# Scalar root finding pullback / vJP rule

In [13]:
import jax
import jax.numpy as np

from functools import partial

## Theory

**Function:**

$$f(\theta)=\{ \text{solve } g(x, \theta) = 0 \text{ for } x\} \triangleq x$$

where $x\in \mathbb{R}$, $\theta \in \mathbb{R}$, $g: \mathbb{R} \times \mathbb{R} \rightarrow \mathbb{R}$ and $f: \mathbb{R} \rightarrow \mathbb{R}$. Solve could be done using iterative solvers such as Bisection method or Netwon-Raphson method.

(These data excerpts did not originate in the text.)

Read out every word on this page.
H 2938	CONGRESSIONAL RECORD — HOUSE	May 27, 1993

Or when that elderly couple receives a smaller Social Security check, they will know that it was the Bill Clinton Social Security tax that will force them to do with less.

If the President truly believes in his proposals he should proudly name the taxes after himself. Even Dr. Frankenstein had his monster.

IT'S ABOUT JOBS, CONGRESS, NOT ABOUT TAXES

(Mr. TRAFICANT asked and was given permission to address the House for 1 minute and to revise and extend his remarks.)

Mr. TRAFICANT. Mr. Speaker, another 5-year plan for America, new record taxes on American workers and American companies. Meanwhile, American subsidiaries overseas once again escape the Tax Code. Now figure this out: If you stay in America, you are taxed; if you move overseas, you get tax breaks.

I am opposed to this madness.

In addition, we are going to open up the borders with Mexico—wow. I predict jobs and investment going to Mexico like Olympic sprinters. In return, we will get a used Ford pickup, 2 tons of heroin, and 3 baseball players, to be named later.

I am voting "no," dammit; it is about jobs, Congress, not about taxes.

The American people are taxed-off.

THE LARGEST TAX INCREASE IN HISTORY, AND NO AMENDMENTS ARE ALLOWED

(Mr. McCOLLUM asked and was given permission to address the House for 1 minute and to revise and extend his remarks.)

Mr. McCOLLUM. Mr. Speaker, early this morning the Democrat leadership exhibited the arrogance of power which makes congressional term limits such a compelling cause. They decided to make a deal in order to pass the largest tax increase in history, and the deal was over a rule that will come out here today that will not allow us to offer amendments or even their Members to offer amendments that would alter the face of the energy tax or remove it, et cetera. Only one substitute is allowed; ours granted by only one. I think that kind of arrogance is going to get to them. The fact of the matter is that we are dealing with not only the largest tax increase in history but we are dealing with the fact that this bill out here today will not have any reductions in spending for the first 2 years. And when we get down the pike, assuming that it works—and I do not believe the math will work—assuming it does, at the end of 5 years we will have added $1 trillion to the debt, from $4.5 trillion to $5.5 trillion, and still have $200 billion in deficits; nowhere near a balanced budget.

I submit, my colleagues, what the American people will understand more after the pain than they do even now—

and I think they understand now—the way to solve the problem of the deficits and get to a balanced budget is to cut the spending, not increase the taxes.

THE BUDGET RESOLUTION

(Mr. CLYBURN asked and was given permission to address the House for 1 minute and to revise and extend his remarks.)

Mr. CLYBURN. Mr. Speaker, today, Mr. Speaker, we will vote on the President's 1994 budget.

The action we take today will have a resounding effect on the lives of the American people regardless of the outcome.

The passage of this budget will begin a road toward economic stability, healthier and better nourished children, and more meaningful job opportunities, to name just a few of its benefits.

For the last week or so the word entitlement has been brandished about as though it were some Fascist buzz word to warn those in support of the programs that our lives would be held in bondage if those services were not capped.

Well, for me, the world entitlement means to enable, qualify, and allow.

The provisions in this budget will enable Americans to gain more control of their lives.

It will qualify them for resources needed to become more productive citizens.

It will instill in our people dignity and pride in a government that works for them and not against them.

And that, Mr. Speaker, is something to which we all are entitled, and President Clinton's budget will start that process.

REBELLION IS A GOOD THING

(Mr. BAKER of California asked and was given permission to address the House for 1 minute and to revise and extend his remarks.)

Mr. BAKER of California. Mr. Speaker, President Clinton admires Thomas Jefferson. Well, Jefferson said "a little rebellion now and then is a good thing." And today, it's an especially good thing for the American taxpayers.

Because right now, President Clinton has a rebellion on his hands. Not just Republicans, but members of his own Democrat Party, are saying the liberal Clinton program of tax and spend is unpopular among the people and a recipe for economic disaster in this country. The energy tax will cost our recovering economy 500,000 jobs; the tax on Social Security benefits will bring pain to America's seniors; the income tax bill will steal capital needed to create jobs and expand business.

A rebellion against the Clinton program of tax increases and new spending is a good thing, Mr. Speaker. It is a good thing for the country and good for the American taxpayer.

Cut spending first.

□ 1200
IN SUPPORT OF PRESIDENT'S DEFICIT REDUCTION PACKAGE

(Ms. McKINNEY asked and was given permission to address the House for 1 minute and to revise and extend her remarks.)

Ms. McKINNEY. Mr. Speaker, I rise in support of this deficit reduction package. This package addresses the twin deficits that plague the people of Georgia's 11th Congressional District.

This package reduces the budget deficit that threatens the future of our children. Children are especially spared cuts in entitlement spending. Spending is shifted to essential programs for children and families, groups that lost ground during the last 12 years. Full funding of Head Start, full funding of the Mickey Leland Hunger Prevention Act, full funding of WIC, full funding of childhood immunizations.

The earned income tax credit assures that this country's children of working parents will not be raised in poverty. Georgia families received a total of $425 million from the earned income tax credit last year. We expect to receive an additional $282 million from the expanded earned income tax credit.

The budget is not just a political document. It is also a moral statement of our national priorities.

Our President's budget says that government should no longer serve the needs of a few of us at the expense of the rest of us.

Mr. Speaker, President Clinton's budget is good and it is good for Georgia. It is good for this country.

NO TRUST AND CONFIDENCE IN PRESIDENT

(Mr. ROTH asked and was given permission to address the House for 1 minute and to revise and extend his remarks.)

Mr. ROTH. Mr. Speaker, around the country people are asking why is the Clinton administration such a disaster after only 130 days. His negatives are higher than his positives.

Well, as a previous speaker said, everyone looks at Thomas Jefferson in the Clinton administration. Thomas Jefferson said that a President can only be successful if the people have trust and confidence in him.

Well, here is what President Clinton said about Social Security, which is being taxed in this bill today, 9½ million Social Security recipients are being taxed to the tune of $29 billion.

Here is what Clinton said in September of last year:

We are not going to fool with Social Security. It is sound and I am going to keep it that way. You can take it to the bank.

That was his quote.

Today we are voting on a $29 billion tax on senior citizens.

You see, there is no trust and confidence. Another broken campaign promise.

**Task:** Backpropagate $\bar{x} \in \mathbb{R}$ to $\mathbb{\theta} \in \mathbb{R}$ with reverse-mode AD without doing it through the solver (sometimes called unrolling or piggy packing):

$$\bar{\theta} = \bar{x} \frac{\partial x}{\partial \theta}$$

We need to find $\frac{\partial x}{\partial \theta}$.

**Derivation:** The input and output are related by the following relation: 

$$g(x, \theta) = 0.$$

This is actually a really interesting perspective to have of a solver! To get a bit of intuition, think of how you would define a circle centered at the origin as $f(x, y) = x^2 + y^2 - r^2 = 0$.

Calculating the total derivative of both sides (implicit differentiation) wrt $\theta$, we get

\begin{align}
\frac{d}{d\theta} \{ g(x, \theta) \} &= 0 \\
\frac{\partial g}{\partial x} \frac{\partial x}{\partial \theta} + \frac{\partial g}{\partial \theta} 1 &= 0 \\
\frac{\partial x}{\partial \theta} &= - \frac{\frac{\partial g}{\partial \theta}}{\frac{\partial g}{\partial x}}.
\end{align}

## Simple example: inverting $f(x) = x^2$

In [197]:
def f(x):
    return x ** 2

In [210]:
def g(x, θ):  # the roots of this function would be solutions to f(x) = theta
    return f(x) - θ

dg_dx = jax.grad(g, argnums=0)
dg_dθ = jax.grad(g, argnums=1)

In [211]:
def nr_one_step(_, x, θ):
    return x - g(x, θ) / dg_dx(x, θ)

In [216]:
def nr(θ, n_iters=1000, init_val=1.):
    nr_one_step_partial = partial(nr_one_step, θ=θ)
    return jax.lax.fori_loop(0, n_iters, nr_one_step_partial, init_val=init_val)

In [217]:
nr(9.)

Array(3., dtype=float32, weak_type=True)

Two ways of computing $\frac{\partial x}{\partial \theta}$:

In [218]:
dx_dθ_unrolled = jax.jit(jax.grad(nr))

In [219]:
%timeit dx_dθ_unrolled(9.)

19.1 µs ± 49.6 ns per loop (mean ± std. dev. of 7 runs, 100,000 loops each)


In [220]:
@jax.jit
def dx_dθ_implicit(x, theta):
    return - dg_dθ(x, theta) / dg_dx(x, theta)

In [221]:
%timeit dx_dθ_implicit(3., 9.)

3.3 µs ± 27.5 ns per loop (mean ± std. dev. of 7 runs, 100,000 loops each)


But to what extend is this truly useful? If the forward pass is too slow we probably don't want the solve anyway.